Lemmy needs more reposting from other blogs. Filtering content is useful. Not everything needs to be original.
but I find the community to be a bit caustic at times
I find the same can be true around here too, though.
But HN is also mostly tech biz.
I really don’t find that to be true. I see lots of toy implementations, general philosophical discussions, hell even just man pages.
That’s just not correct.
17/30 articles are not business related at all (ie “A genetically modified bacterium that outcompetes bacteria causing tooth decay”, “How many hobbits? A demographic analysis of Middle Earth”, “Goodbye, clean code”, “Show HN: Homebrew 16-bit CPU…”)
2 posts for finding jobs
1 post about a teardown of the Fairphone and assessing its repairability, which does mention a company but isn’t that much about business
There is a HackerNews mirror on Lemmy
Mind sharing?
Wayyyyy too many libertarians on hacker news who have experienced a lot of personal success in their life and have transformed that success into an utter lack of intellectual maturity or ability to empathize with others less fortunate than them.

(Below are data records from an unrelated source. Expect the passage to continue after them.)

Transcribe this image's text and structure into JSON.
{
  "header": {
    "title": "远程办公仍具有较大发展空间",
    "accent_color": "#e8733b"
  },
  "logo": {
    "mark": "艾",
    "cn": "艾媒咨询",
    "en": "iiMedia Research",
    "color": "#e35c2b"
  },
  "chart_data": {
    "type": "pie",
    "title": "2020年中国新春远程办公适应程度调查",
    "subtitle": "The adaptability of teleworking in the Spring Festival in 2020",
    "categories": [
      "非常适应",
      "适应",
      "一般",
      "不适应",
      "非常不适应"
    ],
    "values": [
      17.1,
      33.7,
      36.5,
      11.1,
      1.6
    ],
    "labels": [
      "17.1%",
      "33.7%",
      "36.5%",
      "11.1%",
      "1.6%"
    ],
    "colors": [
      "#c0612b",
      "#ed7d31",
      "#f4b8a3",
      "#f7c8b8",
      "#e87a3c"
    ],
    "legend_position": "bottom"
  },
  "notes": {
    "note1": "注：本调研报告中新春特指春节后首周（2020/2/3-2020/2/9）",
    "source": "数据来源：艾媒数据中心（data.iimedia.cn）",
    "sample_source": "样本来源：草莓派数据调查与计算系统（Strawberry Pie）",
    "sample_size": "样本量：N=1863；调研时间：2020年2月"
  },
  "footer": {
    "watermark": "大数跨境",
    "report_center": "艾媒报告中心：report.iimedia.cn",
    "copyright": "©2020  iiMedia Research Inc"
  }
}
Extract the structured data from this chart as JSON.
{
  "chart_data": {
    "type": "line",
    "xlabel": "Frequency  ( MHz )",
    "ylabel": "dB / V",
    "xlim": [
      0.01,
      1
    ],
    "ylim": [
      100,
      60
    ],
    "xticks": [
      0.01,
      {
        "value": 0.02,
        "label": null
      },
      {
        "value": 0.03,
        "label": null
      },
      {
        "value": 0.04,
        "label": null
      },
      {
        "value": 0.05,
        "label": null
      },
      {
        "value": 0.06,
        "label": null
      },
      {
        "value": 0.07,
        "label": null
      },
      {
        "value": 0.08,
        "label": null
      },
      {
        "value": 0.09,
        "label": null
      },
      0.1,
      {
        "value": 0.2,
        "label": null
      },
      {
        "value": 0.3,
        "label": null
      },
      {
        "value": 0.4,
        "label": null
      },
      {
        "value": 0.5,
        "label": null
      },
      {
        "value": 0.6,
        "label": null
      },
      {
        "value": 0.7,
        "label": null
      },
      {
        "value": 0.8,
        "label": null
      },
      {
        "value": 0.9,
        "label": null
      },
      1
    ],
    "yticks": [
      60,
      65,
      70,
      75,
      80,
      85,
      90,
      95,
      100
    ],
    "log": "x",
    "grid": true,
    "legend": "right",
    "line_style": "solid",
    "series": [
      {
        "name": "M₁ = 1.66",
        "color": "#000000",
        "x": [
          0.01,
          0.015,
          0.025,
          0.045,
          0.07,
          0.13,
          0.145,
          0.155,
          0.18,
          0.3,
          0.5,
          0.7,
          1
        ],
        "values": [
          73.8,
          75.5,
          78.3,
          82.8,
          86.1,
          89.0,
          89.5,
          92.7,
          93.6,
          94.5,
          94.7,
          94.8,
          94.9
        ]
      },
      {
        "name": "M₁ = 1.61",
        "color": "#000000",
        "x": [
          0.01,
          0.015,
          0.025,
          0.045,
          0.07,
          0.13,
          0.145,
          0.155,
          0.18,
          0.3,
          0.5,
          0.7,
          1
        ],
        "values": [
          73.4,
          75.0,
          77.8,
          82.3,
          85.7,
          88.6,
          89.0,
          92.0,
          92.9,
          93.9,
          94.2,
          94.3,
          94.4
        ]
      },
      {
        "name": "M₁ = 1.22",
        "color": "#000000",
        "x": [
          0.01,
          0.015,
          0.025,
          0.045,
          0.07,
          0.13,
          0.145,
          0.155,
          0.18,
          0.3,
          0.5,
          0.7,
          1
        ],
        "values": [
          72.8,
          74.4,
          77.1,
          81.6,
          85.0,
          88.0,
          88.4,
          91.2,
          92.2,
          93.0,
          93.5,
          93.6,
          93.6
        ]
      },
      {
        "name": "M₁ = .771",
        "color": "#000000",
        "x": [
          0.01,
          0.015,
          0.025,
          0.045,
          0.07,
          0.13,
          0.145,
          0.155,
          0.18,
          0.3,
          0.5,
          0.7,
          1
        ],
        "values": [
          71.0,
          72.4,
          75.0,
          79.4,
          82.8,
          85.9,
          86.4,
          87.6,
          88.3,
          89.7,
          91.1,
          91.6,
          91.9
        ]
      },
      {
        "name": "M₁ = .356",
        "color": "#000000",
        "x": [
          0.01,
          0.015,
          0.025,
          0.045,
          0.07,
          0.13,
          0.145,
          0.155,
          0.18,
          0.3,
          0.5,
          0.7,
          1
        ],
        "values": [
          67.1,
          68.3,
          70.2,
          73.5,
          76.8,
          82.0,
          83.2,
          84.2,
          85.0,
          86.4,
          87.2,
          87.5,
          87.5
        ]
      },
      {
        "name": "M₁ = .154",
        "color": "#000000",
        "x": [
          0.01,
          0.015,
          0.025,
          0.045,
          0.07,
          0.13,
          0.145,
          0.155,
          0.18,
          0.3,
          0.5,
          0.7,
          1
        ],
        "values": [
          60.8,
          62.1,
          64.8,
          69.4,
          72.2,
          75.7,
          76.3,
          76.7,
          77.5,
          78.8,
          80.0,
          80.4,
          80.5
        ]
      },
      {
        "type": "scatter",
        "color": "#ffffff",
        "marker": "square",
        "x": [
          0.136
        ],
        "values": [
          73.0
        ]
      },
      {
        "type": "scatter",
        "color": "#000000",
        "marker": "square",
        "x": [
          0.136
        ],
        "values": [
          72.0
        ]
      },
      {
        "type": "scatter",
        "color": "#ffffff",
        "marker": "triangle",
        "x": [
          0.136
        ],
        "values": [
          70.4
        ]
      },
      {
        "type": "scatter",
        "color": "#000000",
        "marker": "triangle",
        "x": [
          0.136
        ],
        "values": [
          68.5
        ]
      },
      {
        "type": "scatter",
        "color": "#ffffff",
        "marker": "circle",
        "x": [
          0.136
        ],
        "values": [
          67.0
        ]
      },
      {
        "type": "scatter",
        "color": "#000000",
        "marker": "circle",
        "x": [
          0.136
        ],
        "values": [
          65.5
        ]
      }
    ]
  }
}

Good info, but wow I have read enough hacker news that I have almost zero interest in talking to tech people in real life at this point, they can be so aggressively naive and are always focused on incredibly narrow visions of the future that as a rule don’t center humans as the most valuable part of society/economy. If aliens came to earth and offered them a new algorithm in exchange for enslaving all of the planet, they would shrug their shoulders and say “We can’t stand in the way of progress, I might as well do it, somebody else will if I don’t!”. It makes me thankful a physicist developed the nuclear bomb not a tech person or I am sure we would all be dead right now.
Good info though and fun to troll libertarians if you are into that kink.